2. My late afternoon foray into the worlds of William Stafford, Robert Bly, Coleman Barks, and Rumi were a welcome shift from how spent the rest of my day. I finished reading All the President's Men and, in doing so, finished swimming in the troubled and furious waters of the Nixon Administration from about June, 1972 through about November of 1973 or so. As I thought about this book while reading it and when finished, I kept coming back to the idea that laws and regulations form the basis of a social contract between all of us. For this contract to work, the parties living and working under the rule of law must, for lack of a better word, cooperate with the purposes of the laws -- or, if the law is unjust, work to change the law. The chief threat to the upholding of the law in All the President's Men was power -- the efforts made on Richard Nixon's behalf to win the presidency and to hold on to the power of the office.

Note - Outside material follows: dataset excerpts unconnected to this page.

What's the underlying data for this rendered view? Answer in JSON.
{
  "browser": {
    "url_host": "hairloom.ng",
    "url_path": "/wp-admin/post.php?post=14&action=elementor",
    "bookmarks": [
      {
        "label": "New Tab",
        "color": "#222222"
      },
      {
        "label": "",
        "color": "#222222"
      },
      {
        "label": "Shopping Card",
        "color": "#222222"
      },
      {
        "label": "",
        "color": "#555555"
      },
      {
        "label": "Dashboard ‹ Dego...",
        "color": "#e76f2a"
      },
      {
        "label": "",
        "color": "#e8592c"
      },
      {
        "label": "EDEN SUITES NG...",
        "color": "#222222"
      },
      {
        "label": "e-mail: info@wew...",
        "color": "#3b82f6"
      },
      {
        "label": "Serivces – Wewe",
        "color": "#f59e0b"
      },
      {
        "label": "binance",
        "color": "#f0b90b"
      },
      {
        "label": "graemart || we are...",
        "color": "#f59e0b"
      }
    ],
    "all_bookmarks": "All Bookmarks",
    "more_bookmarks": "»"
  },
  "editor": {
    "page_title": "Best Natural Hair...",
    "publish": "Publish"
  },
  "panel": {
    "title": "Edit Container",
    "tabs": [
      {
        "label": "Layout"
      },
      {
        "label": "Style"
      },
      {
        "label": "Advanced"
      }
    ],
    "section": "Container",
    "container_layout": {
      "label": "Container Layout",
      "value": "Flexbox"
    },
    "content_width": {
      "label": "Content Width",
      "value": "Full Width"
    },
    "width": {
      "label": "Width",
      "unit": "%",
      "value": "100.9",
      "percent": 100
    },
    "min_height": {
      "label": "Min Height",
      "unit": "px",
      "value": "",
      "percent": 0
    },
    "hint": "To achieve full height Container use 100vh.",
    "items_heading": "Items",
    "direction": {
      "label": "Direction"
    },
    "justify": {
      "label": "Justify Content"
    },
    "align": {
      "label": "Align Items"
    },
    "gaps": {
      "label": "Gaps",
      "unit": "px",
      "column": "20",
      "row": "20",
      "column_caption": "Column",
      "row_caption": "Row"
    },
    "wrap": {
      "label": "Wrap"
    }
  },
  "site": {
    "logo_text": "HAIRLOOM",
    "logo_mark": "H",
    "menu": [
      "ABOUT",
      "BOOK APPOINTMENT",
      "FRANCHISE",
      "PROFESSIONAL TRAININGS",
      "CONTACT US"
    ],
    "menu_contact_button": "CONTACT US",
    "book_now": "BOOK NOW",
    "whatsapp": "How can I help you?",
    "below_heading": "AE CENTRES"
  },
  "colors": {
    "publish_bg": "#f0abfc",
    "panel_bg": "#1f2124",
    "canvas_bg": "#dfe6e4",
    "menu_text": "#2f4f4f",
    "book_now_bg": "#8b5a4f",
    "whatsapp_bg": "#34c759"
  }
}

This social contract becomes fragile when it's ignored, scoffed at, regarded as naive, seen as an impediment, and cynically exploited. Although the book All the President's Men never discusses political science or theory, never examines the nature of the law and the social contract, to me, the primary thrust of the book was dramatizing what happens when the law is disregarded, broken, and the social contract erodes.
3. Political corruption, fury, and calm and ecstatic poetry didn't define the whole of my day. There's also that matter of protecting myself from Hepatitis B, especially if I go on dialysis or go through a kidney transplant. Today I went to the clinic up on McKinley and was injected with Hepatitis shot number two of three. My last shot of this course will happen on, or soon after, August 30th.
It's fun to remember places we could dine in Kellogg many years ago and Stu commemorates some of those places in this limerick:
Lots places to grub from the past.
Like the “Fish Feed” on Friday’s din’t last.
Pik Kwik’s counter, The Boat,
Corner Drug, get a float!
Miner’s Hat had sit down or leave fast.